3.9 KiB
ReplayServe
ReplayServe is a small trace-replay workspace for reproducing real LLM serving traces in open simulators. The first target is Frontier trace replay with timestamp, prompt length, decode length, session, and prefix block reuse preserved from the Qwen Bailian anonymized JSONL traces.
RS0 only bootstraps the repository, documents source versions, implements the Qwen JSONL to Frontier CSV adapter semantics, and creates canonical fixtures. It does not run the Frontier simulator; RS1 owns simulator smoke runs.
First Frontier Smoke Point
The first Frontier smoke is fixed to this plumbing-only configuration:
simulation_mode=onlinesys_arch=co-locationreplica_scheduler=vllm_v1device=a800model_name=Qwen/Qwen3-32Battn_tensor_parallel_size=2- dummy execution predictor
- analytical communication backend
trace_request_generator_config_max_tokens=32768- prefix cache enabled
- block size 16
- chunked prefill enabled
- batch cap 128
- max batch tokens 32768
- KV capacity estimated by Frontier memory planner
Frontier currently has A800 network profiles, but the checked public A800
compute profiles do not include dense Qwen/Qwen3-32B. RS1 latency and
throughput numbers from this point are therefore plumbing smoke only, not
profile-faithful performance conclusions.
Real vLLM GPU Baseline
RS4 starts a real-backend baseline on dash2 H20 with
/home/admin/cpfs/wjh/models/Qwen/Qwen3-30B-A3B. The runner
tools/vllm_synthetic_replay.py uses synthetic prompt_token_ids derived from
the Qwen block hashes, so equal trace blocks become equal token blocks and vLLM
prefix-cache hits can be observed directly.
See docs/rs4_vllm_gpu_smoke.md for the first TP=1/2 smoke results and the
reliability boundary.
Adapter Semantics
tools/qwen_to_frontier.py converts Qwen JSONL rows to Frontier CSV rows and a
ReplayServe sidecar JSONL.
Field mapping:
| Qwen JSONL | Frontier CSV | Notes |
|---|---|---|
timestamp |
arrived_at |
Trace-relative seconds. |
input_length |
num_prefill_tokens |
Already post chat-template serving input. |
output_length |
num_decode_tokens |
Generation length. |
chat_id |
session_id |
Preserved for session-aware analysis. |
hash_ids |
block_hash_ids |
Joined with ` |
The Qwen trace uses 16-token salted SipHash blocks.

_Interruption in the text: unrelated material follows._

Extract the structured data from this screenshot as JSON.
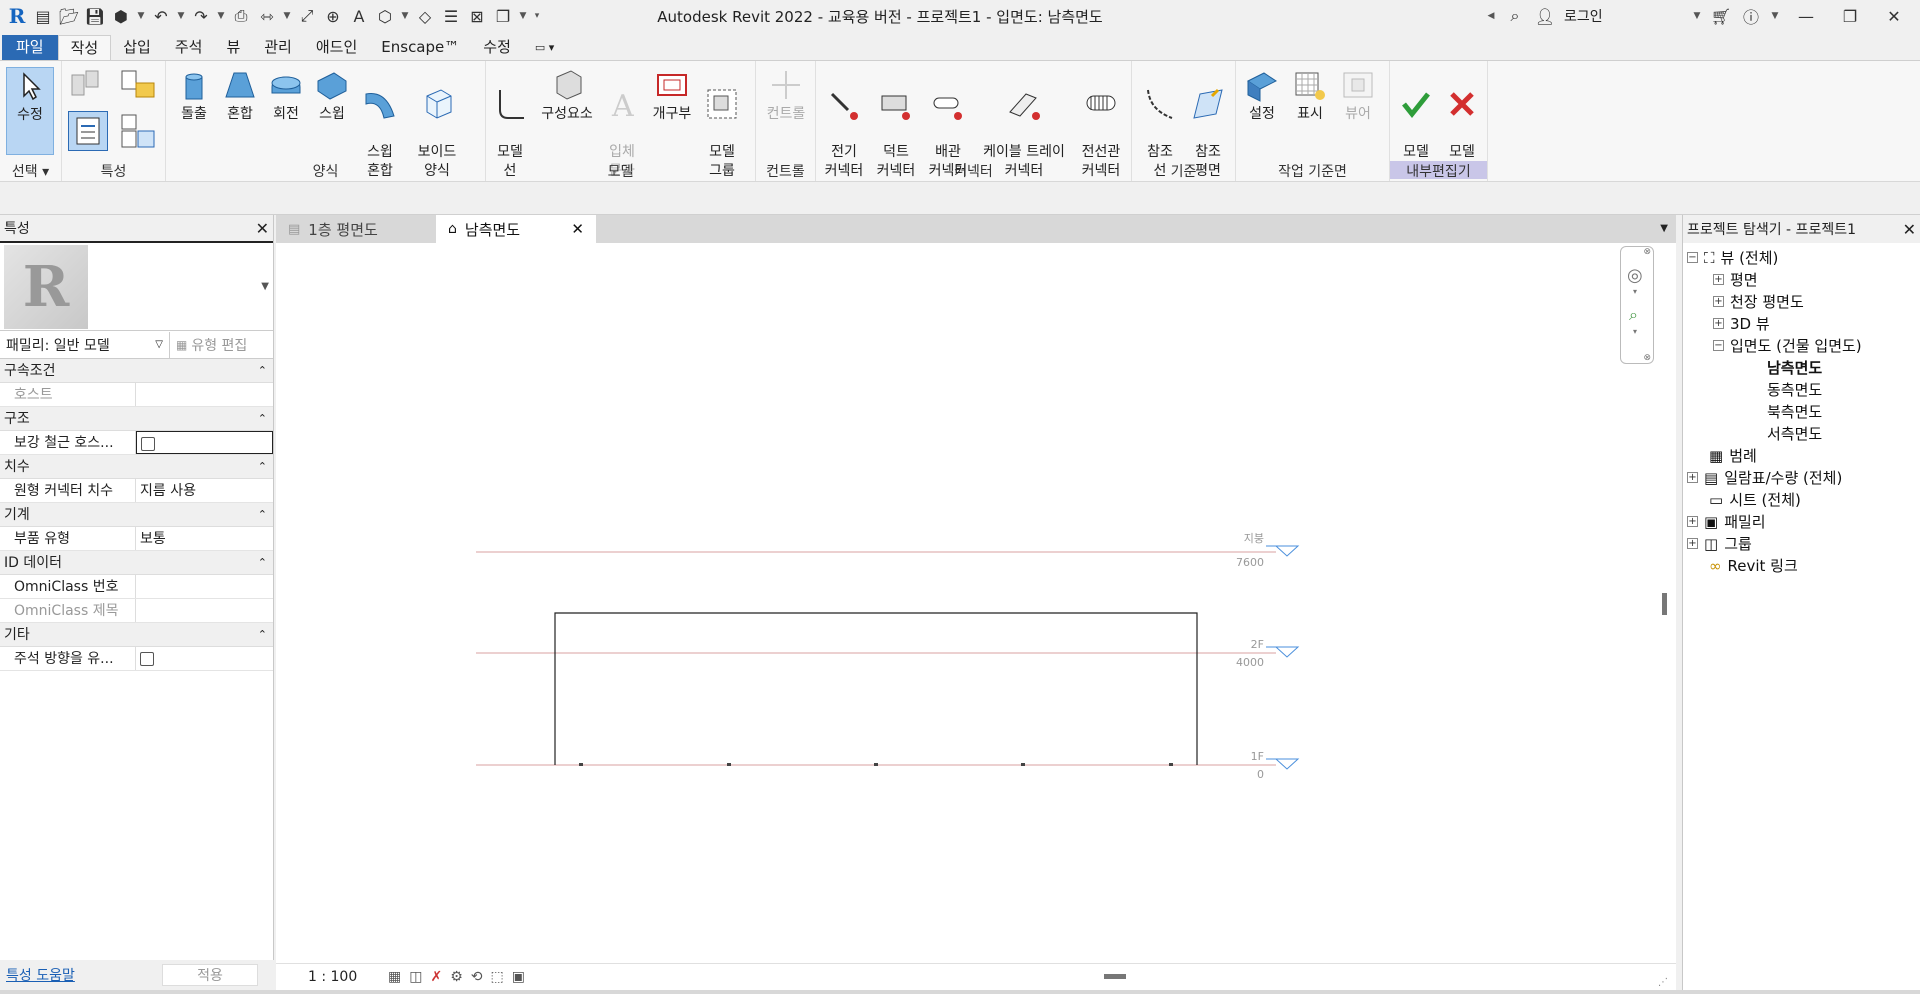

The adapter asserts
len(hash_ids) == ceil(input_length / block_size). The final block can be a
padded partial block; its true token count is input_length % block_size, or
block_size when the prompt length is divisible by the block size. The sidecar
records block_token_counts so downstream analyses can compute token-weighted
prefix-cache accounting while Frontier replays the original block hashes.
Overflow handling is intentionally explicit. The adapter never clips prompt or
decode tokens. With --fail-on-overflow, any row where
input_length + output_length > --max-tokens exits with an error before
publishing output files.
Example:
python3 tools/qwen_to_frontier.py \
--input /home/gahow/phd/qwen-bailian-usagetraces-anon/qwen_coder_blksz_16.jsonl \
--frontier-csv traces/fixtures/coder_100/frontier.csv \
--sidecar-jsonl traces/fixtures/coder_100/sidecar.jsonl \
--source-jsonl traces/fixtures/coder_100/source.jsonl \
--manifest-json traces/fixtures/coder_100/manifest.json \
--fixture-name coder_100 \
--limit 100 \
--max-tokens 32768 \
--block-size 16 \
--fail-on-overflow
Validate fixtures:
python3 tools/validate_fixtures.py \
traces/fixtures/coder_100 \
traces/fixtures/coder_2000 \
--max-tokens 32768 \
--block-size 16
Fixture Layout
Each fixture directory under traces/fixtures/ contains:
source.jsonl: the original Qwen JSONL slice.frontier.csv: Frontier trace replay CSV.sidecar.jsonl: ReplayServe metadata with original fields and block token counts.manifest.json: generation parameters and basic stats.